Department of Metabolic Biology, John Innes Centre, Norwich NR4 7UH, United Kingdom; email:
Current affiliation: Milner Centre for Evolution, Department of Biology and Biochemistry, University of Bath, Bath BA2 7AY, United Kingdom; email:
Annu Rev Genet. 2018 Nov 23;52:159-183. doi: 10.1146/annurev-genet-120417-031237. Epub 2018 Sep 5.
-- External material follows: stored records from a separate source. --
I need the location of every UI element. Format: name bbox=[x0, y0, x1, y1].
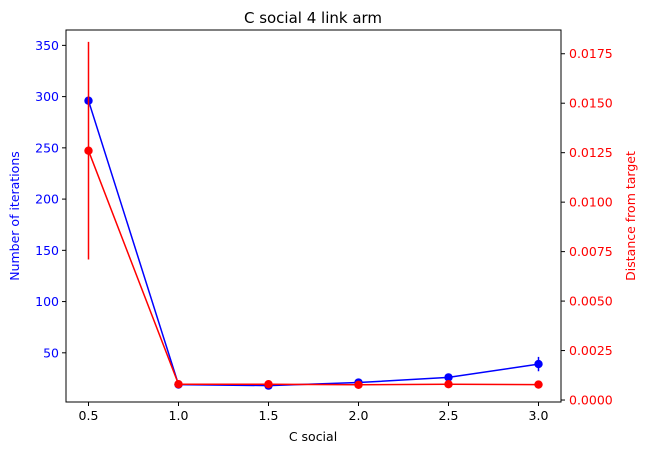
left-y-tick-label: 250 bbox=[35, 140, 59, 155]
chart-title: C social 4 link arm bbox=[244, 9, 382, 27]
right-y-axis-title: Distance from target bbox=[623, 151, 638, 281]
distance-data-point bbox=[174, 379, 183, 389]
right-y-tick-label: 0.0150 bbox=[569, 96, 613, 111]
x-axis-title: C social bbox=[289, 429, 337, 444]
right-y-tick-label: 0.0025 bbox=[569, 343, 613, 358]
left-y-tick-label: 50 bbox=[43, 345, 59, 360]
left-y-tick-label: 200 bbox=[35, 192, 59, 207]
distance-series-line bbox=[87, 150, 539, 386]
x-tick-label: 1.5 bbox=[259, 408, 279, 423]
left-y-tick-label: 300 bbox=[35, 89, 59, 104]
distance-data-point bbox=[354, 380, 363, 389]
left-y-tick-label: 100 bbox=[35, 294, 59, 309]
iterations-data-point bbox=[444, 373, 453, 382]
left-y-tick-label: 150 bbox=[35, 243, 59, 258]
plot-area bbox=[84, 41, 543, 390]
distance-data-point bbox=[264, 379, 273, 389]
x-tick-label: 1.0 bbox=[169, 408, 189, 423]
iterations-data-point bbox=[534, 359, 543, 369]
right-y-tick-label: 0.0100 bbox=[569, 195, 613, 210]
distance-data-point bbox=[84, 146, 93, 155]
right-y-tick-label: 0.0075 bbox=[569, 244, 613, 259]
axes: 0.5 1.0 1.5 2.0 2.5 3.0 50 100 150 200 250 300 350 0.… bbox=[35, 38, 613, 423]
right-y-tick-label: 0.0125 bbox=[569, 145, 613, 160]
right-y-tick-label: 0.0000 bbox=[569, 393, 613, 408]
x-tick-label: 2.0 bbox=[349, 408, 369, 423]
left-y-axis-title: Number of iterations bbox=[7, 151, 22, 281]
distance-data-point bbox=[444, 379, 453, 389]
x-tick-label: 2.5 bbox=[439, 408, 459, 423]
right-y-tick-label: 0.0050 bbox=[569, 294, 613, 309]
right-y-tick-label: 0.0175 bbox=[569, 46, 613, 61]
left-y-tick-label: 350 bbox=[35, 38, 59, 53]
distance-data-point bbox=[534, 380, 543, 389]
plot-frame bbox=[65, 29, 562, 403]
x-tick-label: 0.5 bbox=[79, 408, 99, 423]
x-tick-label: 3.0 bbox=[529, 408, 549, 423]
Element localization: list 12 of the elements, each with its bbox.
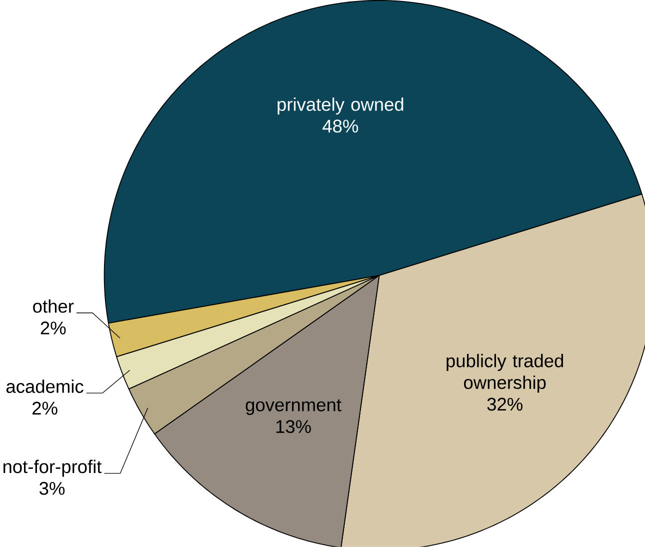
slice-label: not-for-profit — [4, 460, 102, 477]
data-label: 32% — [487, 398, 522, 411]
slice-label: other — [33, 299, 74, 313]
data-label: 13% — [276, 420, 311, 434]
data-label: 2% — [40, 322, 66, 334]
slice-label: government — [246, 399, 342, 416]
data-label: 3% — [40, 482, 65, 495]
data-label: 48% — [322, 120, 358, 133]
slice-label: privately owned — [278, 98, 404, 115]
data-label: 2% — [32, 402, 58, 415]
slice-label: publicly traded ownership — [446, 354, 564, 393]
slice-label: academic — [6, 380, 84, 394]
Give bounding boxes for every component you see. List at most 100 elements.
In bacteria, more than half of the genes in the genome are organized in operons. In contrast, in eukaryotes, functionally related genes are usually dispersed across the genome. There are, however, numerous examples of functional clusters of nonhomologous genes for metabolic pathways in fungi and plants. Despite superficial similarities with operons (physical clustering, coordinate regulation), these clusters have not usually originated by horizontal gene transfer from bacteria, and (unlike operons) the genes are typically transcribed separately rather than as a single polycistronic message. This clustering phenomenon raises intriguing questions about the origins of clustered metabolic pathways in eukaryotes and the significance of clustering for pathway function. Here we review metabolic gene clusters from fungi and plants, highlight commonalities and differences, and consider how these clusters form and are regulated. We also identify opportunities for future research in the areas of large-scale genomics, synthetic biology, and experimental evolution.
在细菌中,基因组中的基因有一半以上组织在操纵子中。相比之下,在真核生物中,功能相关的基因通常分散在基因组中。然而,在真菌和植物中,代谢途径的非同源基因的功能簇有许多例子。尽管与操纵子(物理聚类、协调调节)有表面相似之处,但这些簇通常不是由来自细菌的水平基因转移产生的,而且(与操纵子不同)这些基因通常是单独转录的,而不是作为单个多顺反子消息转录的。这种聚类现象引发了关于真核生物中聚类代谢途径的起源以及聚类对途径功能的意义的有趣问题。在这里,我们回顾了真菌和植物中的代谢基因簇,强调了它们的共性和差异,并考虑了这些簇是如何形成和被调控的。我们还确定了在大规模基因组学、合成生物学和实验进化等领域未来研究的机会。